I just finished my project for the machine learning class at Udacity and one thing that I’m glad to learn, aside from all the topics discussed, is how to loop over various classifiers when exploring them to get the best classifier for a particular dataset. I was lucky enough to find this page which shows a code created by Gaël Varoquaux and Andreas Müller, two of the leading machine learning scientists today. (Update, August 15, 2017: I have seen them in person when I attended the last SciPy Conference in July 2017. I have suckered Andreas Müller in taking a picture with me.) Prior to seeing this page, I was trying on various classifiers one at a time. After seeing it, I was able to create a simple code to loop over various possible classifiers for my project on machine learning class which is the determination of a classifier for persons of interest in the Enron scandal case.

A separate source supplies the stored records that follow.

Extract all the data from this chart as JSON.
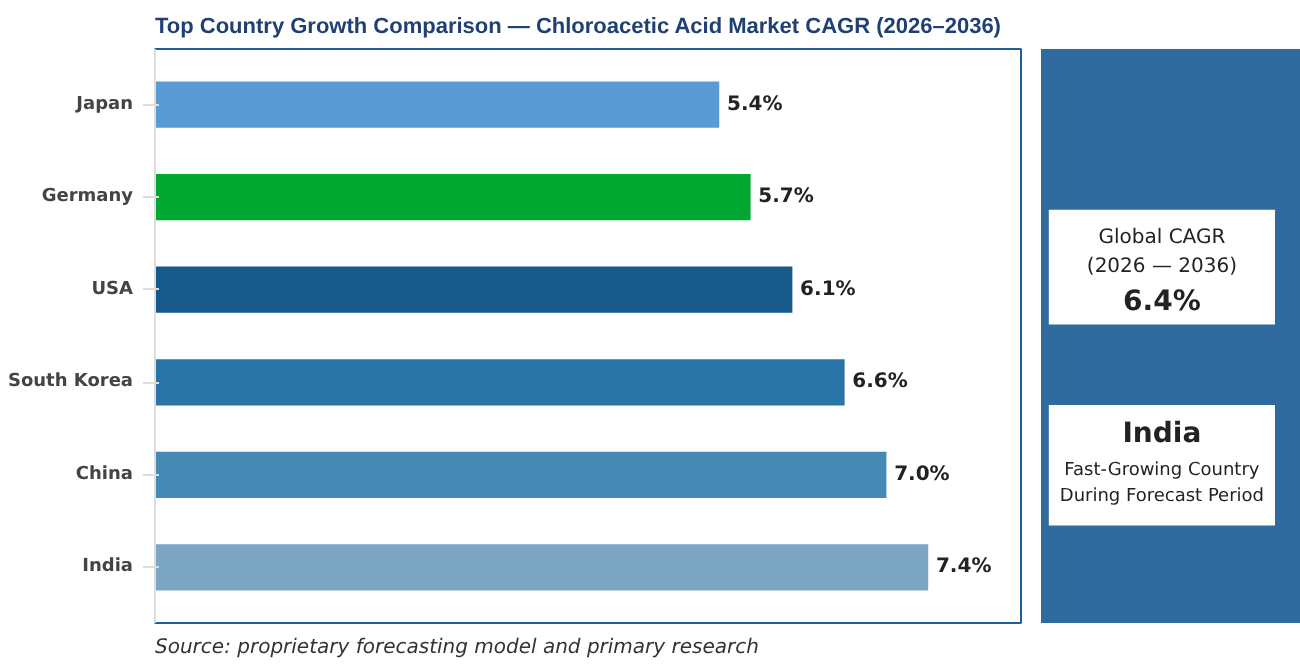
{
  "chart_data": {
    "type": "bar",
    "orientation": "horizontal",
    "title": "Top Country Growth Comparison — Chloroacetic Acid Market CAGR (2026–2036)",
    "categories": [
      "Japan",
      "Germany",
      "USA",
      "South Korea",
      "China",
      "India"
    ],
    "values": [
      5.4,
      5.7,
      6.1,
      6.6,
      7.0,
      7.4
    ],
    "colors": [
      "#5b9bd5",
      "#00a832",
      "#17598a",
      "#2a75a8",
      "#4589b5",
      "#7ba5c2"
    ],
    "value_labels": [
      "5.4%",
      "5.7%",
      "6.1%",
      "6.6%",
      "7.0%",
      "7.4%"
    ],
    "grid": false,
    "annotations": [
      "Global CAGR",
      "(2026 — 2036)",
      "6.4%",
      "India",
      "Fast-Growing Country",
      "During Forecast Period",
      "Source: proprietary forecasting model and primary research"
    ]
  }
}
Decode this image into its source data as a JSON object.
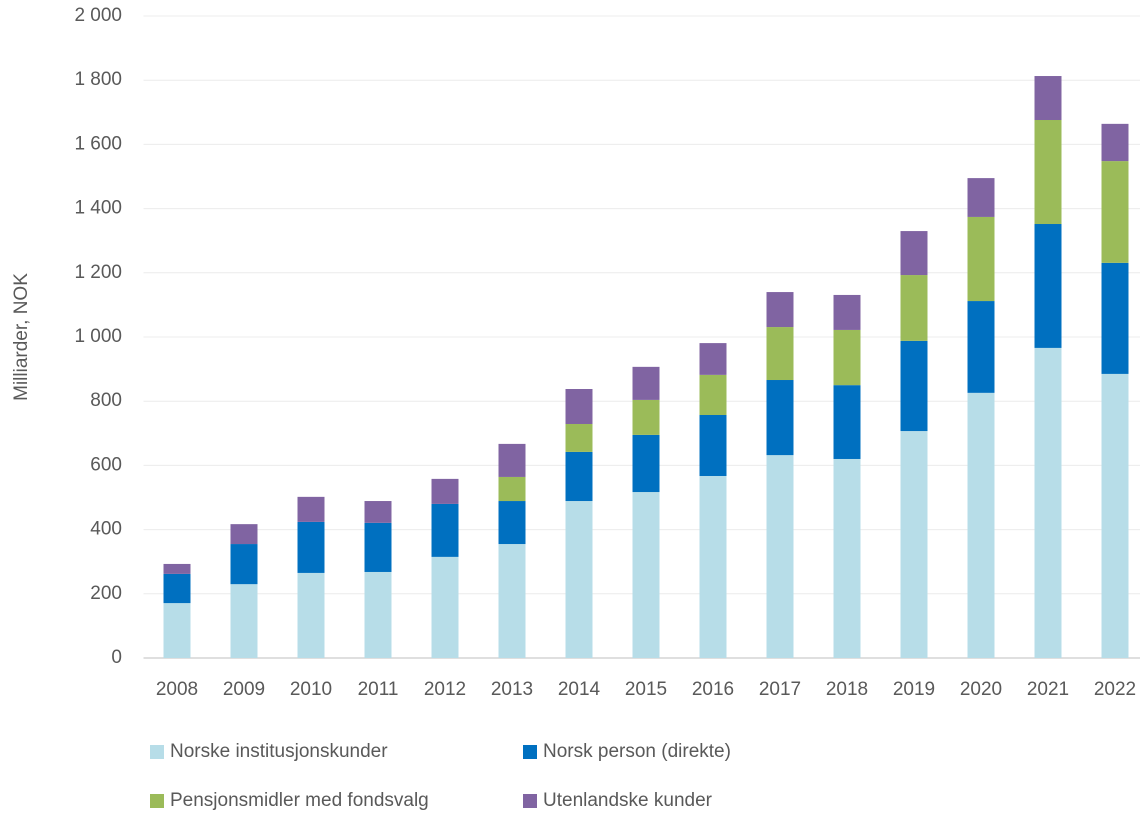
{
  "chart_data": {
    "type": "stacked_bar",
    "y_axis_label": "Milliarder, NOK",
    "categories": [
      "2008",
      "2009",
      "2010",
      "2011",
      "2012",
      "2013",
      "2014",
      "2015",
      "2016",
      "2017",
      "2018",
      "2019",
      "2020",
      "2021",
      "2022"
    ],
    "series": [
      {
        "name": "Norske institusjonskunder",
        "color": "#b7dde8",
        "values": [
          171,
          230,
          265,
          268,
          315,
          355,
          489,
          517,
          567,
          632,
          620,
          707,
          826,
          966,
          885
        ]
      },
      {
        "name": "Norsk person (direkte)",
        "color": "#0070c0",
        "values": [
          91,
          125,
          159,
          153,
          165,
          134,
          153,
          178,
          190,
          234,
          230,
          281,
          286,
          386,
          346
        ]
      },
      {
        "name": "Pensjonsmidler med fondsvalg",
        "color": "#9bbb59",
        "values": [
          0,
          0,
          0,
          0,
          0,
          75,
          87,
          109,
          125,
          165,
          172,
          205,
          262,
          324,
          317
        ]
      },
      {
        "name": "Utenlandske kunder",
        "color": "#8064a2",
        "values": [
          31,
          62,
          78,
          68,
          78,
          103,
          109,
          103,
          99,
          109,
          109,
          137,
          121,
          137,
          116
        ]
      }
    ],
    "ylim": [
      0,
      2000
    ],
    "yticks": [
      0,
      200,
      400,
      600,
      800,
      {
        "value": 1000,
        "label": "1 000"
      },
      {
        "value": 1200,
        "label": "1 200"
      },
      {
        "value": 1400,
        "label": "1 400"
      },
      {
        "value": 1600,
        "label": "1 600"
      },
      {
        "value": 1800,
        "label": "1 800"
      },
      {
        "value": 2000,
        "label": "2 000"
      }
    ],
    "grid": true
  }
}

The code starts by creating a list of the names of the classifiers and then another list of calling the actual classifiers in the corresponding index as the first list of names. A loop is then created where the classifiers are fit to the training dataset. Within this loop, scores can be calculated, as well as plot the decision boundaries for the classifiers. For my case, I need not do any plotting, but just the fitting. So I came up with the following code which loops over AdaBoost, Decision Tree, K Nearest Neighbors, linear and rbf SVM, Logistic Regression, Naive Bayes, and Random Forest. I was also able to chain feature scaling and selection with these classifiers in a loop. For feature selection, I explored SelectKBest and principal component analysis (PCA) and thought it best to use them separately than together. (I have seen cases there they are both used and I still have to get used to that idea. I might have to tackle this in another post.) So I have two loops that use pipelines which are different only in the second part of the chain.

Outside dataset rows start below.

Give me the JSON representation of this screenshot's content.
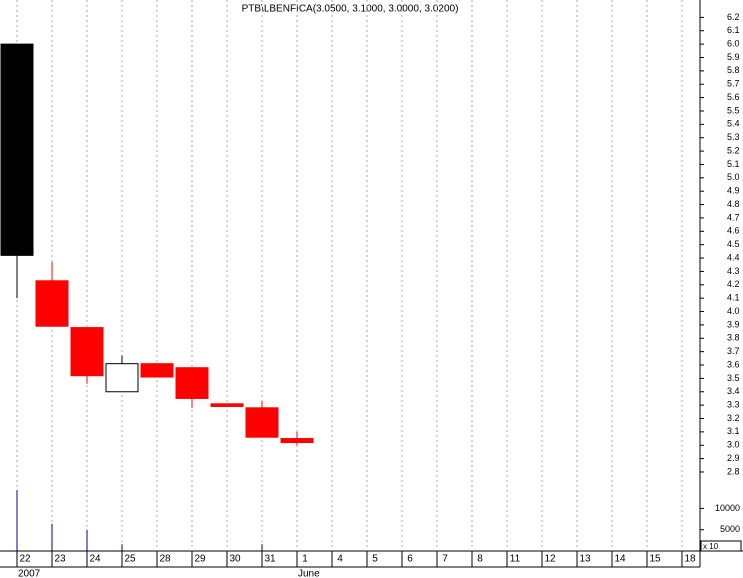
{
  "chart_data": {
    "type": "candlestick",
    "title": "PTB\\LBENFICA(3.0500, 3.1000, 3.0000, 3.0200)",
    "categories": [
      "22",
      "23",
      "24",
      "25",
      "28",
      "29",
      "30",
      "31",
      "1",
      "4",
      "5",
      "6",
      "7",
      "8",
      "11",
      "12",
      "13",
      "14",
      "15",
      "18"
    ],
    "x_secondary": [
      "2007",
      null,
      null,
      null,
      null,
      null,
      null,
      null,
      "June",
      null,
      null,
      null,
      null,
      null,
      null,
      null,
      null,
      null,
      null,
      null
    ],
    "open": [
      6.0,
      4.23,
      3.88,
      3.4,
      3.61,
      3.58,
      3.31,
      3.28,
      3.05,
      null,
      null,
      null,
      null,
      null,
      null,
      null,
      null,
      null,
      null,
      null
    ],
    "high": [
      6.0,
      4.37,
      3.88,
      3.67,
      3.61,
      3.58,
      3.31,
      3.33,
      3.1,
      null,
      null,
      null,
      null,
      null,
      null,
      null,
      null,
      null,
      null,
      null
    ],
    "low": [
      4.1,
      3.89,
      3.46,
      3.4,
      3.51,
      3.28,
      3.29,
      3.06,
      3.0,
      null,
      null,
      null,
      null,
      null,
      null,
      null,
      null,
      null,
      null,
      null
    ],
    "close": [
      4.42,
      3.89,
      3.52,
      3.61,
      3.51,
      3.35,
      3.29,
      3.06,
      3.02,
      null,
      null,
      null,
      null,
      null,
      null,
      null,
      null,
      null,
      null,
      null
    ],
    "candle_colors": [
      "#000000",
      "#ff0000",
      "#ff0000",
      "#ffffff",
      "#ff0000",
      "#ff0000",
      "#ff0000",
      "#ff0000",
      "#ff0000",
      null,
      null,
      null,
      null,
      null,
      null,
      null,
      null,
      null,
      null,
      null
    ],
    "volume": [
      14300,
      6400,
      5000,
      1600,
      null,
      null,
      null,
      1600,
      null,
      null,
      null,
      null,
      null,
      null,
      null,
      null,
      null,
      null,
      null,
      null
    ],
    "volume_color": "#0000aa",
    "ylim": [
      2.74,
      6.33
    ],
    "yticks": [
      2.8,
      2.9,
      {
        "value": 3.0,
        "label": "3.0"
      },
      3.1,
      3.2,
      3.3,
      3.4,
      3.5,
      3.6,
      3.7,
      3.8,
      3.9,
      {
        "value": 4.0,
        "label": "4.0"
      },
      4.1,
      4.2,
      4.3,
      4.4,
      4.5,
      4.6,
      4.7,
      4.8,
      4.9,
      {
        "value": 5.0,
        "label": "5.0"
      },
      5.1,
      5.2,
      5.3,
      5.4,
      5.5,
      5.6,
      5.7,
      5.8,
      5.9,
      {
        "value": 6.0,
        "label": "6.0"
      },
      6.1,
      6.2
    ],
    "y2lim": [
      0,
      15500
    ],
    "y2ticks": [
      5000,
      10000
    ],
    "y2_multiplier": "x 10",
    "grid": true
  }
}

names = ["K Nearest Neighbors", "RBF SVM", "Linear SVM", "Decision Tree",
         "Naive Bayes", "AdaBoost", "Random Forest", "Logistic Regression"]

classifiers = [KNeighborsClassifier(), SVC(kernel='rbf', random_state=42), \
                SVC(kernel="linear", random_state=42), DecisionTreeClassifier(random_state=42),\
                GaussianNB(), AdaBoostClassifier(random_state=42), \
                RandomForestClassifier(random_state=42), LogisticRegression(random_state=42)]

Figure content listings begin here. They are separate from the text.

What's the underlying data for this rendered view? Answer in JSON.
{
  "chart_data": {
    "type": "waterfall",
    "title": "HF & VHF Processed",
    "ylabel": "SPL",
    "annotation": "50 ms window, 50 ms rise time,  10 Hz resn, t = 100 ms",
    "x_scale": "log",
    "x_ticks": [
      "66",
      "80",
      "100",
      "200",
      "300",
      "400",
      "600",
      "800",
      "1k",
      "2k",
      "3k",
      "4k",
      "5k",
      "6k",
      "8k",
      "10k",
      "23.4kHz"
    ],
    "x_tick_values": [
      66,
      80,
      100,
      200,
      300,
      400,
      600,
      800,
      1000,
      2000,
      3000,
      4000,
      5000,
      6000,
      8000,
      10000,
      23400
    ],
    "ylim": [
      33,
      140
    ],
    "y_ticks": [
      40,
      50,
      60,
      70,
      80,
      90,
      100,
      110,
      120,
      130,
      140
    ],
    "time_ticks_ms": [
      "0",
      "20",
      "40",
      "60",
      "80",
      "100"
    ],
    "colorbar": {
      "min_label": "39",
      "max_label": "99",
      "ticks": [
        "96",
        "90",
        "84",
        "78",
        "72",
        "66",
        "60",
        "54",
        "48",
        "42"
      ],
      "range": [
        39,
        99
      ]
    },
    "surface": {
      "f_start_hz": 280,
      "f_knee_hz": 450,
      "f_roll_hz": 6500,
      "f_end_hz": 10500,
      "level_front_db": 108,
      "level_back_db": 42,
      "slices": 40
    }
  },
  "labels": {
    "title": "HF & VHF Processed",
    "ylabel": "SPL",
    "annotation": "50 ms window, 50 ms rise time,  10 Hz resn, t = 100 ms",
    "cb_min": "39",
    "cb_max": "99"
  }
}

### pipeline using SelectKBest:

selectkbest = {}

for name, clf in zip(names, classifiers):
    pipe_skb = Pipeline([("scaler", MinMaxScaler()), ("skb", SelectKBest()), ("clf", clf)])
    pipe_skb.fit(features_train, labels_train)

    skb_scores = {}

    score =  round(pipe_skb.score(features_test, labels_test), 3)
    skb_scores["Accuracy score"] = score

    pred = pipe_skb.predict(features_test)

    conf_mat = confusion_matrix(labels_test, pred)
    skb_scores["Confusion matrix"] = conf_mat

    precisionscore = round(precision_score(labels_test, pred), 3)
    skb_scores["Precision score"] = precisionscore

    recallscore = round(recall_score(labels_test, pred), 3)
    skb_scores["Recall score"] = recallscore

    selectkbest[name] = skb_scores

### pipeline using PCA:

pca = {}

for name, clf in zip(names, classifiers):
    pipe = Pipeline([("scaler", MinMaxScaler()), ("pca", PCA(random_state=42)), ("clf", clf)])
    pipe.fit(features_train, labels_train)

    pca_scores = {}

    score =  round(pipe.score(features_test, labels_test), 3)
    pca_scores["Accuracy score"] = score

    pred = pipe.predict(features_test)

    conf_mat = confusion_matrix(labels_test, pred)
    pca_scores["Confusion matrix"] = conf_mat

    precisionscore = round(precision_score(labels_test, pred), 3)
    pca_scores["Precision score"] = precisionscore

    recallscore = round(recall_score(labels_test, pred), 3)
    pca_scores["Recall score"] = recallscore

    pca[name] = pca_scores

The resulting dictionaries can then be converted to a pandas dataframe so the metric scores can be viewed easily:

After getting this, I was able to hone in on the best classifiers and tune for their parameters. I ended up with AdaBoostClassifier, after doing MinMaxScale and SelectKBest. This was totally different from the last time I tried to come up with a classifier manually, which was MinMaxScale, PCA and then DecisionTreeClassifier. I think I have a more explainable route with the one I had above. I found other people’s work on the same dataset and thought that some were a little more complicated than what I just know at the moment. Maybe someday, I can understand what they did.

The person of interest identification in the Enron scandal case is probably one of the most common projects in various machine learning hackaton sites, though I still needed to get on those sites. The dataset was provided by the course instructor. It involved data cleaning more than I thought it did, and got ideas from other people’s work here, here and here.